I'm having "Error: cannot allocate vector of size ...MB" problem using ff/ffdf and ffdfdply function.
I'm trying to use ff and ffdf packages to process large amount of data that has been keyed into groups. Data (in ffdf table format) looks like this:
x =
id_1 id_2 month year Amount key
1 13 1 2013 -200 11
1 13 2 2013 300 54
2 19 1 2013 300 82
3 33 2 2013 300 70
.... (10+ Million rows)
The unique keys are created using something like:
x$key = as.ff(as.integer(ikey(x[c("id_1","id_2","month","year")])))
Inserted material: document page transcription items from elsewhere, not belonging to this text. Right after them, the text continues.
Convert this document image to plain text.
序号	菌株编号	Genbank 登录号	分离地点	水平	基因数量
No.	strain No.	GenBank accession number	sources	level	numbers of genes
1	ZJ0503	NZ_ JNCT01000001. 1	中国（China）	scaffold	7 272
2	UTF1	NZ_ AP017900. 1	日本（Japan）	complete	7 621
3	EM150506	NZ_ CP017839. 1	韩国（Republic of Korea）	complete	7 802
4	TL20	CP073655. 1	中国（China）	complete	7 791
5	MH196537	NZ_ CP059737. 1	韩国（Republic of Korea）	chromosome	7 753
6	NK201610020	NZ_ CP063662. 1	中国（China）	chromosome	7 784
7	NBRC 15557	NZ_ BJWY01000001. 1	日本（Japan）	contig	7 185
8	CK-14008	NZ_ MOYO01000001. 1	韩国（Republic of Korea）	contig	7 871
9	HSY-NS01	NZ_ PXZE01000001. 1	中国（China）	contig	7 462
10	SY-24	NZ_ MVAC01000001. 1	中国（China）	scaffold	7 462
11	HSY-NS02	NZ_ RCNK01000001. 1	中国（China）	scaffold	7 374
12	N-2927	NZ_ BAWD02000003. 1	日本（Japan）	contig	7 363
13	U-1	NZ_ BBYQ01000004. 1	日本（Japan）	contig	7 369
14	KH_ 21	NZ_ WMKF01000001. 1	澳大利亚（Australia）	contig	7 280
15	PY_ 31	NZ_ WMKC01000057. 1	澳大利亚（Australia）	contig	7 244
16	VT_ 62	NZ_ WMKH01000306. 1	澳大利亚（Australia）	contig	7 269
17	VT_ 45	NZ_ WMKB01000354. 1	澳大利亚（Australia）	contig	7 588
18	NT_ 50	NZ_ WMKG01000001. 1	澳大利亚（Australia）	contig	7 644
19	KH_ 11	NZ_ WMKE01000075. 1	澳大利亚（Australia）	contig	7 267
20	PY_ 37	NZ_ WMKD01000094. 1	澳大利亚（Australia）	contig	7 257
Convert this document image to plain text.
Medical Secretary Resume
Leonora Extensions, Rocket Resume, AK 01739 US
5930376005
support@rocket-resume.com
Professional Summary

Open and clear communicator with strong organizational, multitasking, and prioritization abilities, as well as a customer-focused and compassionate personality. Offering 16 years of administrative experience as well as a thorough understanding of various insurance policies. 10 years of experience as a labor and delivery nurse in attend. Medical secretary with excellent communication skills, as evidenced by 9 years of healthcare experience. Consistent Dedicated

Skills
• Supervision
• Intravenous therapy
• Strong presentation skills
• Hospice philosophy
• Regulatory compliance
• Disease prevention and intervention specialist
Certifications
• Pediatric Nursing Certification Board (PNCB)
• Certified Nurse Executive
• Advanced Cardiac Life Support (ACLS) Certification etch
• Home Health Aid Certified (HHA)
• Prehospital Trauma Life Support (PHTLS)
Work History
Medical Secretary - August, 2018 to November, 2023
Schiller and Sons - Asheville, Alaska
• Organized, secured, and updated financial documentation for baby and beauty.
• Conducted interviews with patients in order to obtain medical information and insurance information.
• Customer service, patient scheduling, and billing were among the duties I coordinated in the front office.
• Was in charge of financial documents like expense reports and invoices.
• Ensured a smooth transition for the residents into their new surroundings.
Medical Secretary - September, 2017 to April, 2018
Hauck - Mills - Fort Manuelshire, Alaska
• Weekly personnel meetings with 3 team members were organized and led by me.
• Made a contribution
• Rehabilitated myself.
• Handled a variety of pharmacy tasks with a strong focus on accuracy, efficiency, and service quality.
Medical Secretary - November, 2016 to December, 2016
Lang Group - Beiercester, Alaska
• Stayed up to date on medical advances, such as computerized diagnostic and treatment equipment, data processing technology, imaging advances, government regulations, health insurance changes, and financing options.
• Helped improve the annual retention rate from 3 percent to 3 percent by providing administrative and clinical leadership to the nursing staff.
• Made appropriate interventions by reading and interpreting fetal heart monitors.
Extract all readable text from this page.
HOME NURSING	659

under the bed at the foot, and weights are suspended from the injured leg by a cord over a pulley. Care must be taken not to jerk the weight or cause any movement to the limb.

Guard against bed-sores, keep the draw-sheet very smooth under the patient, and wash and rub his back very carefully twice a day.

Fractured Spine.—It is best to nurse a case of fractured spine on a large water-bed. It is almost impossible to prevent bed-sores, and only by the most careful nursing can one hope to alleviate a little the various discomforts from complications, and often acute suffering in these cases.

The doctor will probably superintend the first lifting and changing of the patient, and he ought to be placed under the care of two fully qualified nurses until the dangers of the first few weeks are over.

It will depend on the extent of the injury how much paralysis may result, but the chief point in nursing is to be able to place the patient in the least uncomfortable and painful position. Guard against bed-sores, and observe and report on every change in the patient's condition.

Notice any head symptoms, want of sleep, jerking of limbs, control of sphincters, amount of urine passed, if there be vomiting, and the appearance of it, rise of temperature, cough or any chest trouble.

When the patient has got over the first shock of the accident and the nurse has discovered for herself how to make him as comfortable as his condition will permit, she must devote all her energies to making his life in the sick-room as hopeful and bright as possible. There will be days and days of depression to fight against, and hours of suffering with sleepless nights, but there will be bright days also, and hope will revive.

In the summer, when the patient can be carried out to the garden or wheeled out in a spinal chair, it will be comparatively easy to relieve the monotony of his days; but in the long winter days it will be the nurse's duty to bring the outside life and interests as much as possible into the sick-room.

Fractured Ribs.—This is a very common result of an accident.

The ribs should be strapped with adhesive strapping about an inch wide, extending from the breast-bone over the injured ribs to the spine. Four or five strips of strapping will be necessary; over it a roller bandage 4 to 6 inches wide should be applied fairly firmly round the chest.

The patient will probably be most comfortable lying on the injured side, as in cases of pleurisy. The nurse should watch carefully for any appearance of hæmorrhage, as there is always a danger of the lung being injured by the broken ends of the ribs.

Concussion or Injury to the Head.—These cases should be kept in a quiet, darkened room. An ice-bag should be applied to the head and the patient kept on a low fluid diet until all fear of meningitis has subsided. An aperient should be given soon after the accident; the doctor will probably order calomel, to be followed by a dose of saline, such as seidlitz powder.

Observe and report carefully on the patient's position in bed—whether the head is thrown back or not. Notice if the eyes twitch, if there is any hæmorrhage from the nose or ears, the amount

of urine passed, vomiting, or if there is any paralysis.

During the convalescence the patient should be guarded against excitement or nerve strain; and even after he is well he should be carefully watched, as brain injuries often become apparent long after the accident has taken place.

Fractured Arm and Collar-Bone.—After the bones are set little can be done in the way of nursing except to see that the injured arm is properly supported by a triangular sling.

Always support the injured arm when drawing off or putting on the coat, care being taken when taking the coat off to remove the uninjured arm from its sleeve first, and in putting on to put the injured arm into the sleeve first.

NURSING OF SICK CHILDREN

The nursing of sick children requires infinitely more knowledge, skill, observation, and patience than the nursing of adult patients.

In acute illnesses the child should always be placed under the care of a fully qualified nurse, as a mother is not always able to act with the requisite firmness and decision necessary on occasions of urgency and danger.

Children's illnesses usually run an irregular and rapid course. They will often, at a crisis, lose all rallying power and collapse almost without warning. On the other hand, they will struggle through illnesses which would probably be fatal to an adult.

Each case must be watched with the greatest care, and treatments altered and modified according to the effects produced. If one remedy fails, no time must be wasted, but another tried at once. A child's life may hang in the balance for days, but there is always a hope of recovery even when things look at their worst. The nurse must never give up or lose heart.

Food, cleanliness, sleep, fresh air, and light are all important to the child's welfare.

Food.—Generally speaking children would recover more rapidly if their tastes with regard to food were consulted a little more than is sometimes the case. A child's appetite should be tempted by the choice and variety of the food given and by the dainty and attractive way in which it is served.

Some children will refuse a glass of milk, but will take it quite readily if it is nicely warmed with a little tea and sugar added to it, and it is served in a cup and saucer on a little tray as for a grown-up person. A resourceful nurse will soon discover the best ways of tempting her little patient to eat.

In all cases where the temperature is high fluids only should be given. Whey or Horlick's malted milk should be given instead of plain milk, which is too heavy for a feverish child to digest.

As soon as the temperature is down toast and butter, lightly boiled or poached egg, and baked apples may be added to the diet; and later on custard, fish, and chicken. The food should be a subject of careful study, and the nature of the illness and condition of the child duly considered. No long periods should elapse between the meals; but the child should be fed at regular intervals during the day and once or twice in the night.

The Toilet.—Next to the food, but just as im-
To summarise by grouping using the key variable, I have this command:
summary = ffdfdply(x=x, split=x$key, FUN=function(df) {
df = data.table(df)
df = df[,list(id_1 = id_1[1], withdraw = sum(Amount*(Amount>0),na.rm=T), by = "key"]
df
},trace=T)
Using data.table's excellent grouping feature (idea taken from this discussion). In the real code there are more functions to be applied to the Amount variable, but even with this I can not process the full ffdf table (a smaller subset of the table works fine).
It seems like ffdfdplyis using huge amount of ram, giving the:
Error: cannot allocate vector of size 64MB
Also BATCHBYTES does not seem to help. Any one with experience with ffdffply can recommend any other way to go about this, without pre-splitting the ffdf table into chunks?